Of course interpretations and different recollections will always distort the presentation of events. Agenda’s will creep in to the various contributions, and certain subtle edits will be made to highlight the directors own opinions and cinematic objectives. But surely there is a tacit understanding that the basic elements of a story are to be disclosed?
Yet more and more documentary’s are beginning to resemble their fictional biopic counterparts with flashy editing and narrative structure taking precedence over the trivialities of reality. Whether this is the right way to go or not, it is certainly paying off from a success standpoint. Along with recent films like Sena and the Imposter, Searching for Sugar Man has met with widespread acclaim based entirely on its emotional impact with little concern to the objections of those suggesting it might all be based on utter bollocks.
But while the credits still role and you reach for the laptop – hoping it will disguise the choking back of the tears – some brief research quickly reveals that Sugar Man has in fact played loosely with the truth in order to manufacture its pivotal dramatic reveal. There arent exactly any outright lies but some very important omissions, along with a quite obvious plot set up at the very beginning.
Which is all a bit of a shame really given that behind all this unnecessary manipulation still lies a fascinating story of a humble underdog who narrowly missed out on the success and recognition he probably deserved.
Rodriguez “the Sugar Man” was a hispanic folk rock singer songwriter hotly tipped by two people with dubious credentials to rise to the top and stand alongside the greats of Bob Dylan, John Lennon and Dave Grohl. But owing to his crippling shyness, some dodgy record industry management, and the cruel indifference of 1970s materialist hippies, the glitter and riches of success would remain forever out of his reach. Or would it?
The narrative manipulation employed to raise what really is a simple tale into a folk legend is misguided. Though initially entertaining to those going in with no prior knowledge (which is just about everyone) it inevitably backfires leaving an unshakable sense of being cheated.
Luckily there is still plenty of the real story to enjoy (providing you are not the kind of bitterly twisted pedant type) and no amount of short sighted myth making can take away from the natural charm and sweetness of the subject himself. Though barely able to contribute anything of substance to the material owing to his own shyness, coupled with the glaring lack of archive footage to draw upon, Rodriguez’s humble misadventure and the peculiar and unexpected turn of events are undoubtedly a welcome antidote to the ridiculous gravitas usually awarded to the successful rock legends. Through it all his own subtle charisma and uncorrupted outlook provide all the emotional string pulling the story requires.

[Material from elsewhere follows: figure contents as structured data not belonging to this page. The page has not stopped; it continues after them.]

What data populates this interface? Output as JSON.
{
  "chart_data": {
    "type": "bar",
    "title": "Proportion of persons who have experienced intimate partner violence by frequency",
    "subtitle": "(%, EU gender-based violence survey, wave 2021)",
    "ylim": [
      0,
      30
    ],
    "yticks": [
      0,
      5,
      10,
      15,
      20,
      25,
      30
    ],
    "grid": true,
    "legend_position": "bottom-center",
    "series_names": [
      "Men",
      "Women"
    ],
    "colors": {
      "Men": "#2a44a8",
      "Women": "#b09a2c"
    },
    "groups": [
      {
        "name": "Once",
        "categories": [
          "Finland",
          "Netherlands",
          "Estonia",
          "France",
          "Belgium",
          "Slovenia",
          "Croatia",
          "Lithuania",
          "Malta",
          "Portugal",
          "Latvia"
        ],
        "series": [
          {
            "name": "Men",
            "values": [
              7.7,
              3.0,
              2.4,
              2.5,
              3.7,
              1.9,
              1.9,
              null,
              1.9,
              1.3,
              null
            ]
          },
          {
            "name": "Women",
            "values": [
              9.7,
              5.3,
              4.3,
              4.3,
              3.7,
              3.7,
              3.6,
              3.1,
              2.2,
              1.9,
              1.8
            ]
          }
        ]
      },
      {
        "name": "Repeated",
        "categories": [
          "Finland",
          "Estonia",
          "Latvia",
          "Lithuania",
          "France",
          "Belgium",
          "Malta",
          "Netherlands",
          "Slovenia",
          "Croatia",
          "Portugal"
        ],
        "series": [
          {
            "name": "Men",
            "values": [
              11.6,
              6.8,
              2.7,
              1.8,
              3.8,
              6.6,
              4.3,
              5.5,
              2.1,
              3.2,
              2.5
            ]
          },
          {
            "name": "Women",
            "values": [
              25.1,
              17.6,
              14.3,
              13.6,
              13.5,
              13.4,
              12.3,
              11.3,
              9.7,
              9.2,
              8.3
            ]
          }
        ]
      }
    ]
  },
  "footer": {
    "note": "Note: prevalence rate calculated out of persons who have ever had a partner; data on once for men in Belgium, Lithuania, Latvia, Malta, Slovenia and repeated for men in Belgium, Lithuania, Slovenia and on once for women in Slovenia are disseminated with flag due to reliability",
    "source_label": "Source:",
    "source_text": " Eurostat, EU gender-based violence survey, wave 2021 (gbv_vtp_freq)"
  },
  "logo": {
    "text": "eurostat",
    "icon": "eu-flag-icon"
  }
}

Unfortunately this leaves a lot of the film devoted to the mystery and suspense as we follow a small group of die hard fans from South Africa who team together to uncover what happened to their hero. A lot of time is spent establishing the political and cultural isolation of South Africa and trying to give some credence to the lack of information on Rodriguez available to the crack team . Through some good old fashioned investigation utilising phone calls and internet message boards they slowly uncover the truth behind the bizarre rumours and legends surrounding the mans fate. If only they had thought to do a quick google search.
The small issue of full disclosure aside the story is well put together and if you can accept it as partial fiction for the sake of a gripping story it is undeniably a good ride while it lasts.
Whether there is any truth to his having unjustly missed out on a place in rock history is debatable as much as the film tries to convince – you’ll just have to listen to his music and decide for yourself. But there are undoubtedly one or two great songs to be discovered.
As for the future of the documentary in general, Searching for Sugar Man further pushes the boundaries for imaginary plot threads and big impact reveals which only frustrate once the mundane reality is immediately discovered.
As things continue documentaries will soon be starting with the “based on a true story” disclaimer.